The picture I put located in the discussion part of Thomas paper, acclaiming that hierarchical fitting bring a better group-level estimation which is the fixed effect parameter, and not better capturing individual’s choice behavior. So instead of using a hierarchical fitting method to fit their GLAM model, they chose to fit the GLAM separately for each participant and then use parameters in GLAM to correlate with other kinds of data.

rather late on this, but @mingqian.guo you are correct. The issue is that the shrinkage being incorporated into the models means that the random effect parameters are no longer independent and cannot be treated as such for further analyses. We found a pretty big difference in using this ‘two stage’ approach versus estimating effects along with model estimation - see paper here. You won’t always see much of an effect - it depends on how much shrinkage is occurring - but people tend to ignore this entirely which can be an issue.
For the second paper, one argument is that variation in parameters often doesn’t effect secondary measures (like prediction error) much - see this paper for a discussion related to fMRI measures. But for authors to claim that this approach is valid, they should show their results are not sensitive to variation in parameters.

1 Like

Hi, Vanessa, thank you for your reply. I am thrilled to see you respond to me. Actually, I have read several of your works, they are all amazing. I also download the first paper you suggested, but I never finish reading it. I recently watched the quentin huys tutorial video. He uses an EM hierarchical model fitting and had a similar result, ‘two stage’ way is much worse than integrated model.

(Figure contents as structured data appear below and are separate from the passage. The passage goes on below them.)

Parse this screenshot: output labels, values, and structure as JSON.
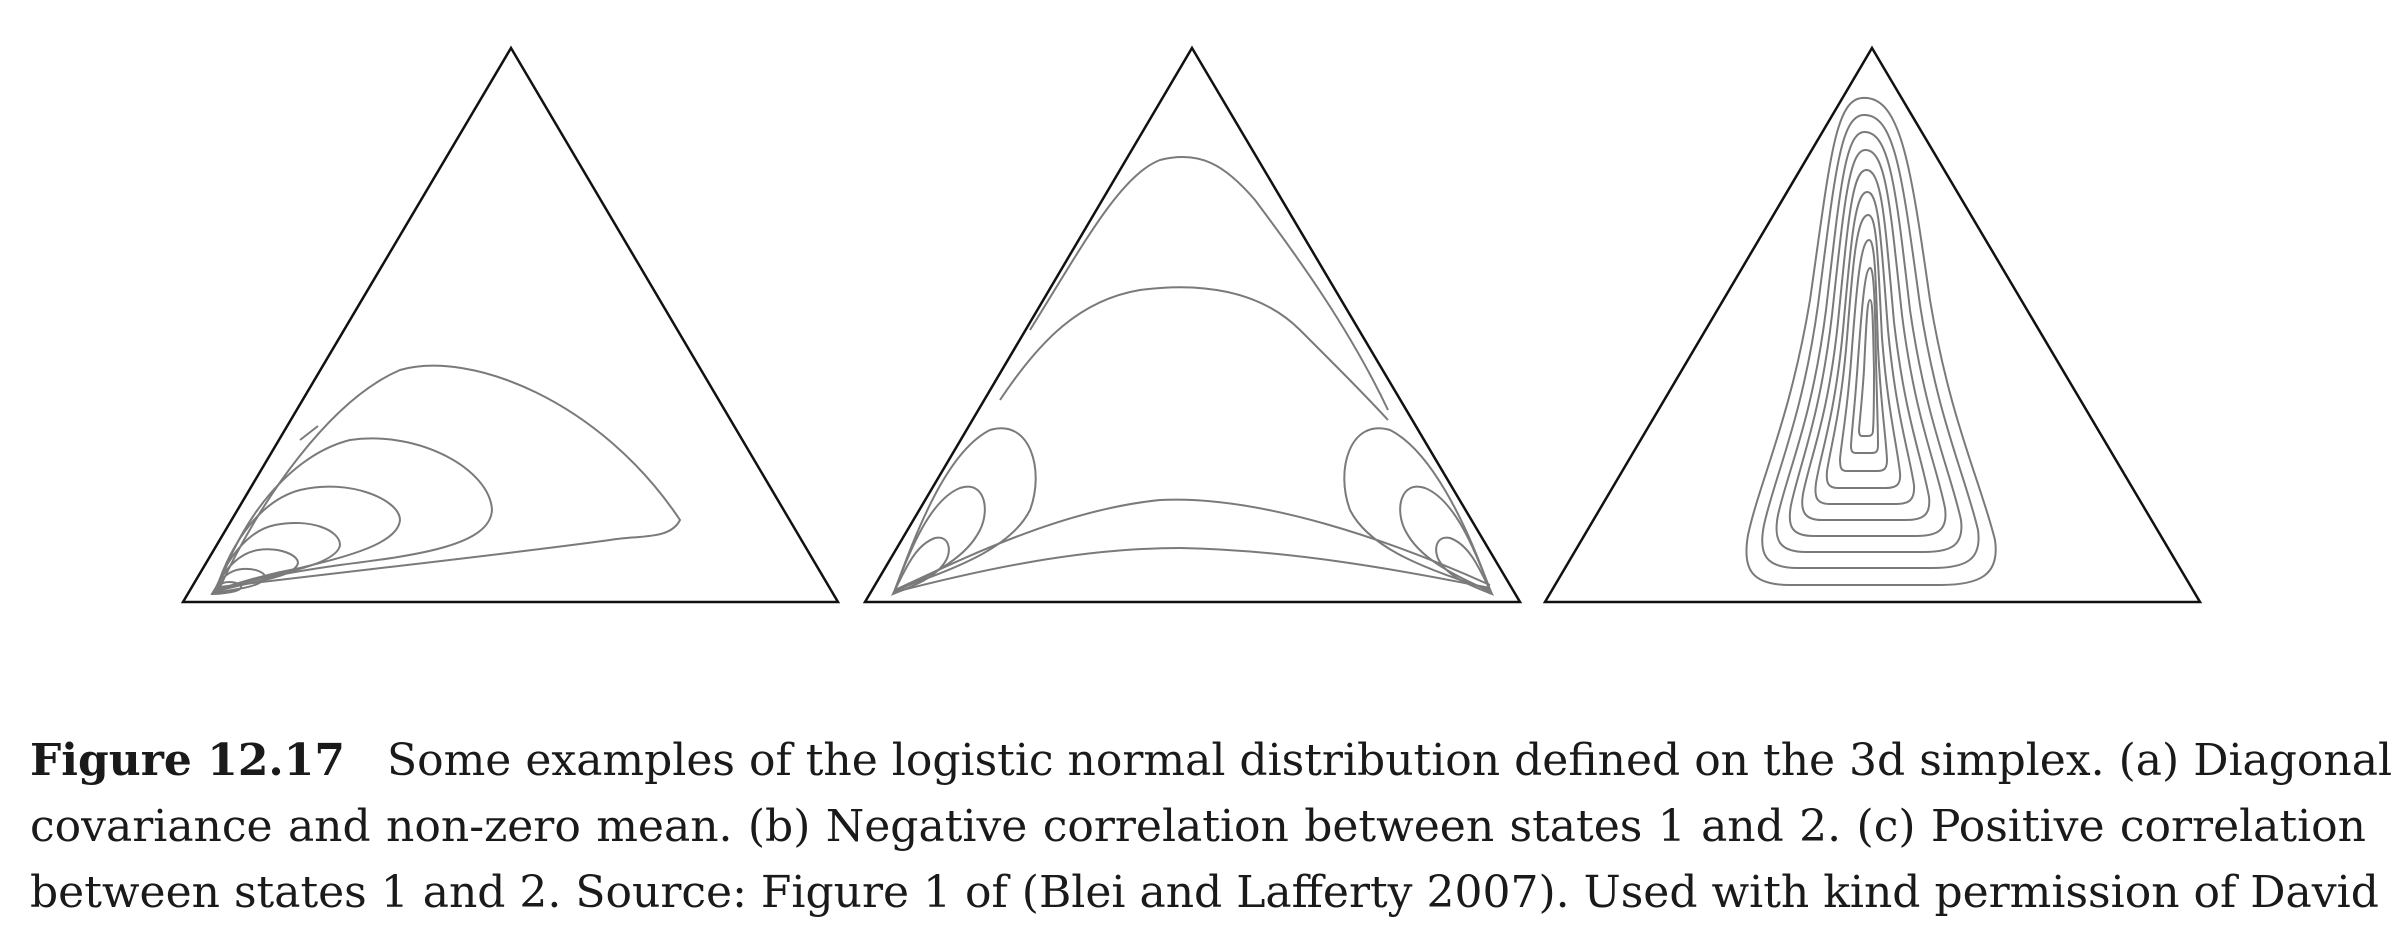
{
  "figure": {
    "panels": [
      {
        "id": "a",
        "description": "Diagonal covariance and non-zero mean"
      },
      {
        "id": "b",
        "description": "Negative correlation between states 1 and 2"
      },
      {
        "id": "c",
        "description": "Positive correlation between states 1 and 2"
      }
    ],
    "colors": {
      "outline": "#111111",
      "contour": "#7a7a7a",
      "text": "#1a1a1a"
    }
  },
  "caption": {
    "label": "Figure 12.17",
    "line1": "Some examples of the logistic normal distribution defined on the 3d simplex. (a) Diagonal",
    "line2": "covariance and non-zero mean. (b) Negative correlation between states 1 and 2. (c) Positive correlation",
    "line3": "between states 1 and 2. Source: Figure 1 of (Blei and Lafferty 2007). Used with kind permission of David"
  }
}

Chiming in late here. I recommend these two posts from Nate Haines. I don’t think he explicitly speaks to the workflow you are thinking, where you are looking to use the outputs of a hierarchical model as inputs to a correlation model, but does show the case of doing both in a single model, which is what I strongly recommend.

1 Like

glad to help! and good eye - I didn’t realize that was covered in that video. Nathaniel Daw also has a quick reference to it in his 2011 paper, but people have been slow to pick up on it.